Sungguh berbeda dalam Islam. Keluarga dibentuk atas dasar takwa. Masing-masing anggota keluarga mengetahui perannya dengan baik. Hingga kemudian merawat hubungan interpersonal mereka, karena iman kepada Allah. Cinta kasih terjaga, terbentuk keharmonisan. Masing-masing menjalani tugas dan tanggung jawab yang dibebankan Allah.

Saling menghargai, menjaga hak dan kewajiban atas dasar takwa, menghasilkan pribadi yang berkualitas tinggi. Hal ini menunjukkan bahwa kaum muslim jauh lebih mulia dibandingkan kaum yang lain.
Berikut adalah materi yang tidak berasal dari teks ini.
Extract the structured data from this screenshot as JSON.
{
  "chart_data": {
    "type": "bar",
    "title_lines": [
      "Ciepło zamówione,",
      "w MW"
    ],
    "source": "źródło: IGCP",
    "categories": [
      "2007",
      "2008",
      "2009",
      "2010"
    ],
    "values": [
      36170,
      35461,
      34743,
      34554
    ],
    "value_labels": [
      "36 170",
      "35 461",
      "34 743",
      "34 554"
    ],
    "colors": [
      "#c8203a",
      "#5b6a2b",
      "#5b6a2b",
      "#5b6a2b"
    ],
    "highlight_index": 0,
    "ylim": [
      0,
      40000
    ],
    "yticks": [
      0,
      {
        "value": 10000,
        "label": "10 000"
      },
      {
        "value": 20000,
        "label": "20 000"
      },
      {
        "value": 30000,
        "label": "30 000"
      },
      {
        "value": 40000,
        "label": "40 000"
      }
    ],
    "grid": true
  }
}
Keterikatan dengan hukum syara’, tunduk dan patuhnya seseorang pada Allah, melahirkan umat yang beradab.

Hubungan dalam keluarga, tidak berdiri sendiri. Juga tidak dibiarkan tanpa aturan. Islam melengkapinya dan mengaturnya dalam sistem pergaulan. Ada sopan santun dalam bakti terhadap orangtua, atau birrul walidaiyn. Aturan berpakaian juga membedakan interaksi antara keluarga dengan bukan mahrom. Belum lagi perkara lain seperti aturan berdua-duaan atau kholwat dan bercampur atau ikhtilat.